Warner Switch Off the Music

Warner Music Group has demanded that thousands of its videos be removed from YouTube. The battle is once again media companies, which expect to be paid for their online content and Google who have not matched the valuation sought by the likes of Warner and although all the major labels reached agreement some 2 years ago with YouTube on a per view fee and advertising revenue share. The debate is now about whether the labels should be paid in advance or after the videos are viewed and as the old agreement has expired, the renegotiation of a new licence.

Music videos current experience billions of hits on the service and 6 of the 10 most popular videos of all time are music. TubeMogul says musicians and record labels are responsible for over 8 billion views on YouTube. Warner reported $639 million in digital revenue for the last fiscal year but has expressed that YouTube only contribute less than 1% of this. This is obviously a problem that Warner has to solve as physical music sales continue to drop through the floor both in volume and revenues.

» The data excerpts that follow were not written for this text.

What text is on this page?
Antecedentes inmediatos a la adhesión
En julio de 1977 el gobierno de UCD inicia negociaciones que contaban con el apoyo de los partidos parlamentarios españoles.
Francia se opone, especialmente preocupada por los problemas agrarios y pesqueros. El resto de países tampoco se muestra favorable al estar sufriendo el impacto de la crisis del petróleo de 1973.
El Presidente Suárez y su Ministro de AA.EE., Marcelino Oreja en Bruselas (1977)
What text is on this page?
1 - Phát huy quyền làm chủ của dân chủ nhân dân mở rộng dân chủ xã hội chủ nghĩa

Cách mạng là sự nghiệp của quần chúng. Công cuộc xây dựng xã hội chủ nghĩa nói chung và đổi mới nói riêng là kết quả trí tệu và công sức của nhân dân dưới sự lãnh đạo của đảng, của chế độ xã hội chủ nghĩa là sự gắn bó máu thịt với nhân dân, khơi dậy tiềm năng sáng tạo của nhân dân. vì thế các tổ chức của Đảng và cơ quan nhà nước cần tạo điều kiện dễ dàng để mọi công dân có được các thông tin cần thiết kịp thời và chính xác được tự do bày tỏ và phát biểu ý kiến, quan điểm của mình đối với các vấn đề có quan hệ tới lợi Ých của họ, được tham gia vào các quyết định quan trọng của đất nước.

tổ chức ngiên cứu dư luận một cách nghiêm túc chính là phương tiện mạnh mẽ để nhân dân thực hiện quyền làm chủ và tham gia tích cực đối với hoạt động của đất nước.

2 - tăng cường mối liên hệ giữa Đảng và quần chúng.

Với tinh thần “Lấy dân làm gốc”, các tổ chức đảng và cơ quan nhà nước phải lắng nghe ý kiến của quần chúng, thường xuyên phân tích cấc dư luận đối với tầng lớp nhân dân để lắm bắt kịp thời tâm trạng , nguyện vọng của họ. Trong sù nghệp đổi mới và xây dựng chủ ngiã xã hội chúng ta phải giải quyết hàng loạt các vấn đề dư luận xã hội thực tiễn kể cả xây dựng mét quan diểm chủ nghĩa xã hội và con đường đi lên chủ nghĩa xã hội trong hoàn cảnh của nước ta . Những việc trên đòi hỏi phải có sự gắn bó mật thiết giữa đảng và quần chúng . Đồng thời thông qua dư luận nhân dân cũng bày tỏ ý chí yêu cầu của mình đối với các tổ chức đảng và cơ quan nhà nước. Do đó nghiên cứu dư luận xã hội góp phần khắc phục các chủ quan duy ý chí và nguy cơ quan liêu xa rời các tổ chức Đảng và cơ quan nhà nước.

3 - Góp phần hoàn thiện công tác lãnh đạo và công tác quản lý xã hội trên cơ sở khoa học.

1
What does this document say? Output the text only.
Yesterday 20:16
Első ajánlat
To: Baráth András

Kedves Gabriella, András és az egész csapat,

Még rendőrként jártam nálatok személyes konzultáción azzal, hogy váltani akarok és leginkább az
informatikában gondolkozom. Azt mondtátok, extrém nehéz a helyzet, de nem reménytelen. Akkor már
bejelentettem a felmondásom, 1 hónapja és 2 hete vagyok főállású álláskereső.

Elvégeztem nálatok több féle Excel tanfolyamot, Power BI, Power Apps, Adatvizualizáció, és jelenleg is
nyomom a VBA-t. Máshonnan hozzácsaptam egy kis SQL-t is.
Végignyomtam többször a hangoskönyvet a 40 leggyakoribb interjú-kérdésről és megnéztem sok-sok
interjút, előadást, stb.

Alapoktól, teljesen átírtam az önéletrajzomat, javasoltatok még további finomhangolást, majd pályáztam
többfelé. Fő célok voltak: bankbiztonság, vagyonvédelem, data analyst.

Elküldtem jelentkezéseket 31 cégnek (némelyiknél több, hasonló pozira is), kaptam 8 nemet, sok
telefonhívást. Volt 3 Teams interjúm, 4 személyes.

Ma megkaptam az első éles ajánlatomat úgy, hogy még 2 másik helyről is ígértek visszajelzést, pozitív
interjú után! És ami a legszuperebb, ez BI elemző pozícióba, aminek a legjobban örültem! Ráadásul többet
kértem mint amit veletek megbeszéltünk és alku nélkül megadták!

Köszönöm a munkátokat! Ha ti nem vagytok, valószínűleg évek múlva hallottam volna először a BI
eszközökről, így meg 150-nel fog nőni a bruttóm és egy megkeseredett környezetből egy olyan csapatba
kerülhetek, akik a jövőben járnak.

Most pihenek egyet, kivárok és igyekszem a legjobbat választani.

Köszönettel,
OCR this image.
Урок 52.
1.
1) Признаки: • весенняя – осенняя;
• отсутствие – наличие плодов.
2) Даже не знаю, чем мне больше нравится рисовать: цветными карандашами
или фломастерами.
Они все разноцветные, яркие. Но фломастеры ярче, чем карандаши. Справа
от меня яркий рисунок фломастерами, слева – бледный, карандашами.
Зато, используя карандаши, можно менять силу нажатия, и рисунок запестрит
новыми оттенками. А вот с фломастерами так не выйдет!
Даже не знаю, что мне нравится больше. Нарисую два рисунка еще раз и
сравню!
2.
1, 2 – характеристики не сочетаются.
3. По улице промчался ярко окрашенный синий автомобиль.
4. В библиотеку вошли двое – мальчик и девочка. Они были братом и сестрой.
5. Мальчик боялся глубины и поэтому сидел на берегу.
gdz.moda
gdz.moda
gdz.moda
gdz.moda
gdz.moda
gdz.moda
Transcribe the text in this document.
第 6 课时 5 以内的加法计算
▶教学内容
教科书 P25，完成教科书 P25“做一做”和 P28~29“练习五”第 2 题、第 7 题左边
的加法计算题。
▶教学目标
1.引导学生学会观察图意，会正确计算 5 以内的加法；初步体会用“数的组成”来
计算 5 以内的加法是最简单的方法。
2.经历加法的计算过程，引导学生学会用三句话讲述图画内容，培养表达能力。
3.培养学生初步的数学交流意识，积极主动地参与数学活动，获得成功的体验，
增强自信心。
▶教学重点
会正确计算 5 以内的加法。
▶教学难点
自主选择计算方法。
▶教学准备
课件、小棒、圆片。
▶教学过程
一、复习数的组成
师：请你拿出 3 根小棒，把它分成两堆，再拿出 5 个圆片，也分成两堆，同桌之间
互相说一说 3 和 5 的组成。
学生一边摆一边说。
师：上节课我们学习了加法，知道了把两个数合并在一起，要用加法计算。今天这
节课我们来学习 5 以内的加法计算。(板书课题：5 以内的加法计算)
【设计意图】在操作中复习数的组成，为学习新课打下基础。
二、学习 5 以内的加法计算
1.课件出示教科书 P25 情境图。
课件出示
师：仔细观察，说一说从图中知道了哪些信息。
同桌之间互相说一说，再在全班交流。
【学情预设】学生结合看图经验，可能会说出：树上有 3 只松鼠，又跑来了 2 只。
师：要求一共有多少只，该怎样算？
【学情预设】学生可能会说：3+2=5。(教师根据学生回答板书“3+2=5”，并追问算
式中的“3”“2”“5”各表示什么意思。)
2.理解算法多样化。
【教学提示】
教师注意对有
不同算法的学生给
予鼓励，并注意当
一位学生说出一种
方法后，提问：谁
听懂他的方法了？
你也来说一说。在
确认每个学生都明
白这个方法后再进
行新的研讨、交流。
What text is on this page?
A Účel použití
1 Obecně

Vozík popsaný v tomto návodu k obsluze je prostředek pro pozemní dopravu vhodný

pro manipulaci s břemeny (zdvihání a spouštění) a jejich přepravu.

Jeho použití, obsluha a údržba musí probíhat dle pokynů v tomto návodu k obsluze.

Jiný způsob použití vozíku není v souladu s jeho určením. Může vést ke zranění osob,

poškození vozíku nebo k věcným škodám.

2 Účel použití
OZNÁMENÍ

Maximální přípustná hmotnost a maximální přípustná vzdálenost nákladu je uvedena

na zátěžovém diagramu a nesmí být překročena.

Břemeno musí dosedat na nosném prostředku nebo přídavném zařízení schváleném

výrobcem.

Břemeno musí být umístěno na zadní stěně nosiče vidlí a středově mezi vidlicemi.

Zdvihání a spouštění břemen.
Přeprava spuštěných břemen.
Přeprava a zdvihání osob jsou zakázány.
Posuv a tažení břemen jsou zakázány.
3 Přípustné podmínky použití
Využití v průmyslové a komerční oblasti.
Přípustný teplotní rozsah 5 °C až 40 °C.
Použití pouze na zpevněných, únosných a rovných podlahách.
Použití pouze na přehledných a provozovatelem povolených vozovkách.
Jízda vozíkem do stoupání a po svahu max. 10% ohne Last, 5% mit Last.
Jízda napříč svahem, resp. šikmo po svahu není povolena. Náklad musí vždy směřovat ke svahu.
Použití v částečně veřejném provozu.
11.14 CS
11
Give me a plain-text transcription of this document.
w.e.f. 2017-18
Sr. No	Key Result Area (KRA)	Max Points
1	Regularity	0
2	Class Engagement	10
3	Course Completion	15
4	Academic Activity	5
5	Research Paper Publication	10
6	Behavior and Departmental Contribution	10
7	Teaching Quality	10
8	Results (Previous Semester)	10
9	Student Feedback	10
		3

Digital content pricing is a difficult one to price today as tomorrow the value and price model is likely to change. The obvious key is to keep to licensing on relatively short term times and remain flexible on the model but as this also has to be acceptable to the licensee that can become a challenge as they don’t want to have to dramatically revisit costs as the service grows.

The one thing that is clearly coming home is that the old adage that the Internet is free is certainly changing at the point of consumption and that it may be free to use but you may be paying via a different business model moving forward. The big issue on advertising models is that aggregation will count and therefore players such as Google will have to upper hand as they will control the money.